2017 was 33 per cent; at the end of the third quarter of this year, it was 39 per cent. We have also seen cost-to-income ratio, as a result of the investment we are doing. It has been above 70, and our expectation is to bring it down to less than 75 per cent in the course of our journey to 2018.
The numbers for first quarter, when you put them against 2017 numbers, are an indicative of the fact that we are now at The Point whereby the work we have done will begin to deliver results. You saw a gross earnings’ growth of 20 per cent in 2017; we believe that if we continue with the first quarter’s trend, that growth will be closer to 40 per cent, than
20 per cent.
In the first quarter, the gross earning was under 40 per cent. We have also seen five per cent growth in deposit; we estimate that the growth will cross over to 15 per cent in 2018. Moving away from that to the composition of our income, as you are aware, the interest rate environment last year was very unfriendly, as a result of aggressive monetary policy.

How would you assess the contributions of advancing technology to your growth trajectory?
We made a major investment in our technology platform that changed our core banking status. In the last two years, we have not only stabilised that platform, but have a stable platform in the industry. We are now at The Point where we are extending that to our customer’s experience. And you will see a massive investment we have made, ranging from payment platform to lending platform and to banking-transaction platforms that will improve our customers in 2018, and the years ahead.
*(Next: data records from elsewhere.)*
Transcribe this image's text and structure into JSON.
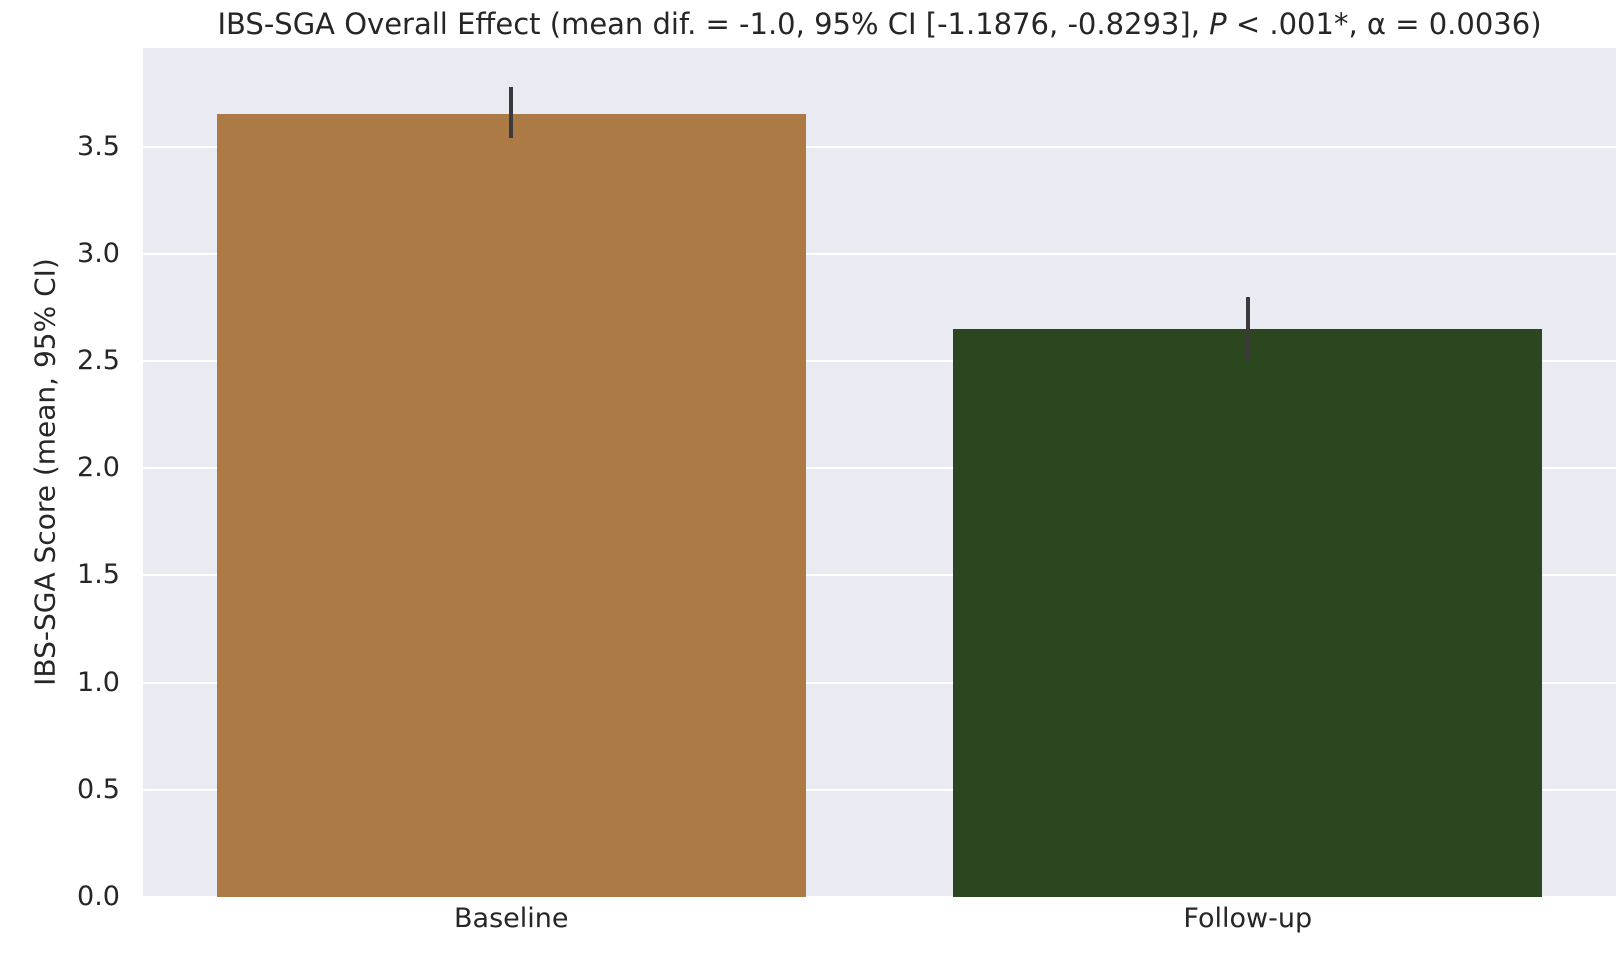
{
  "figure": {
    "title_prefix": "IBS-SGA Overall Effect (mean dif. = -1.0, 95% CI [-1.1876, -0.8293], ",
    "title_p_symbol": "P",
    "title_suffix": " < .001*, α = 0.0036)"
  },
  "chart_data": {
    "type": "bar",
    "title": "IBS-SGA Overall Effect (mean dif. = -1.0, 95% CI [-1.1876, -0.8293], P < .001*, α = 0.0036)",
    "categories": [
      "Baseline",
      "Follow-up"
    ],
    "values": [
      3.65,
      2.65
    ],
    "error_bars": {
      "ci_low": [
        3.54,
        2.5
      ],
      "ci_high": [
        3.78,
        2.8
      ]
    },
    "xlabel": "",
    "ylabel": "IBS-SGA Score (mean, 95% CI)",
    "yticks": [
      0.0,
      0.5,
      1.0,
      1.5,
      2.0,
      2.5,
      3.0,
      3.5
    ],
    "ylim": [
      0,
      3.96
    ],
    "grid": true,
    "legend": false,
    "stats_in_title": {
      "mean_diff": -1.0,
      "ci_95": [
        -1.1876,
        -0.8293
      ],
      "p_value": "< .001*",
      "alpha": 0.0036
    },
    "colors": {
      "bars": [
        "#ac7a44",
        "#2c4720"
      ],
      "plot_background": "#eaeaf2",
      "gridline": "#ffffff",
      "error_bar": "#3a3a3a",
      "text": "#262626"
    }
  }
}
We have also seen significant improvement this year, which informed our decision to begin to consider returning to the Market. We also have material improvement in our non-interest income. Two important lines have improved, and the first one is trading income where in the first quarter alone, we have had a higher profit in the entire 2017. We have also seen material improvement in our transaction income, which is on the back of the investment we have made in technology.
If you remember very well, when the mergers and acquisition happened in 2006, we were a bank that had a total asset of about N100 billion, from N100 million, meaning that in the period of 10 years, we have grown 10 times that size. This is also true of other important data, such as our growth earnings, which is also about 10 times of what it used to be.
Our capital is now a N100 billion, which is four times the regulatory requirement that ushered us into consolidation in 2006.
We are beginning to see our deposit grow 10 times bigger. One of the most important data and good news is that we closed 2017 with more than three million customers. This was about 300,000 when we started this journey.
So for us, the data is not just how well did we perform in 2017, but how well did we deliver on our commitment to our shareholders and numerous investors.
And in the last 10 years, it has been a story of consistency, meeting those commitments.